Considering the results described above, we hypothesized that the effect of alcohol feeding to increase expression of IRE-1 and XBP1-S is necessary for the acinar cell to adapt to ER stress resulting from alcohol abuse. We tested this hypothesis using animals with heterozygous deficiency for XBP1. We chose this approach because homozygous depletion of XBP1 results in lethality, and because we hoped for a situation where we could specifically prevent the increase in XBP1 that we observed with ethanol feeding.
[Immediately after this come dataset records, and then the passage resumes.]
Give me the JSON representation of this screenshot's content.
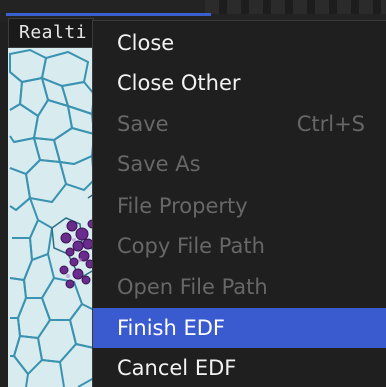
{
  "tab": {
    "label": "Realti"
  },
  "menu": {
    "items": [
      {
        "label": "Close",
        "shortcut": "",
        "state": "enabled"
      },
      {
        "label": "Close Other",
        "shortcut": "",
        "state": "enabled"
      },
      {
        "label": "Save",
        "shortcut": "Ctrl+S",
        "state": "disabled"
      },
      {
        "label": "Save As",
        "shortcut": "",
        "state": "disabled"
      },
      {
        "label": "File Property",
        "shortcut": "",
        "state": "disabled"
      },
      {
        "label": "Copy File Path",
        "shortcut": "",
        "state": "disabled"
      },
      {
        "label": "Open File Path",
        "shortcut": "",
        "state": "disabled"
      },
      {
        "label": "Finish EDF",
        "shortcut": "",
        "state": "highlighted"
      },
      {
        "label": "Cancel EDF",
        "shortcut": "",
        "state": "enabled"
      }
    ]
  },
  "colors": {
    "highlight": "#3a5bd0",
    "accent_line": "#3a5fcf",
    "menu_background": "#1f1f1f",
    "enabled_text": "#f2f2f2",
    "disabled_text": "#676767"
  }
}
In the heterozygous animals, the ethanol feeding led to levels of XBP1-S expression similar to that observed in wild-type animals receiving the control diet allowing us to specifically observe the response of the pancreatic tissue in the absence of the UPR to ethanol feeding. In contrast to the effect in wild-type animals, ethanol feeding resulted in marked morphological and biochemical effects in animals with heterozygous deletion of XBP1.
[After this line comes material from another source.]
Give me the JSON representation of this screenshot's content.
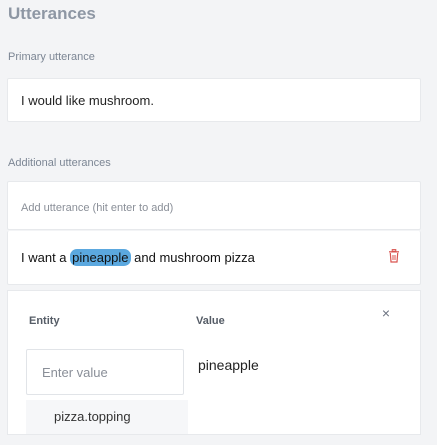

In the pancreatic tissue of the XBP1-deficient animals receiving alcohol there was a seriously disorganized ultrastructure with a decreased number of zymogen granules, and the remaining ones were inappropriately scattered throughout the cell and not localized to their normal apical position. There was extensive dilation of the ER with occasional dense luminal inclusions, hallmarks of ER stress, as well as significant accumulation of autophagic vacuoles. By electron microscope examination, these abnormalities could be found in more than 40% of total acinar cells. There was also a marked decrease in levels of the digestive enzyme amylase corresponding to the decreased number of digestive enzyme-storing zymogen granules. Finally, about 20% of the pancreas contained lesions representing severe injury. These areas showed acinar cell necrosis, apoptosis and inflammation with replacement by stromal cells and ductular-appearing regenerating cellular structures.
In ethanol-fed animals the XBP1 deficiency prevented the increase in PDI while markedly enhancing PERK and eIF2α phosphorylation and expression of ATF4, all features of prolonged, severe and unchecked ER stress [69
]. These signals mediate translational inhibition (PERK and eIF2α phosphorylation) and expression of CHOP (ATF4) accounting for the decrease in digestive enzyme and increased cell death that we observed. Ethanol feeding in the XBP1-deficient animals also led to a decrease in expression of EDEM1, a key participant in the ERAD pathway for degradation for unfolded and misfolded proteins. Such a decrease in ERAD may account for the marked increase in autophagy in the pancreas of these animals because previous studies [70
] have shown that EDAM1 deficiency enhances autophagy to dispose of misfolded proteins.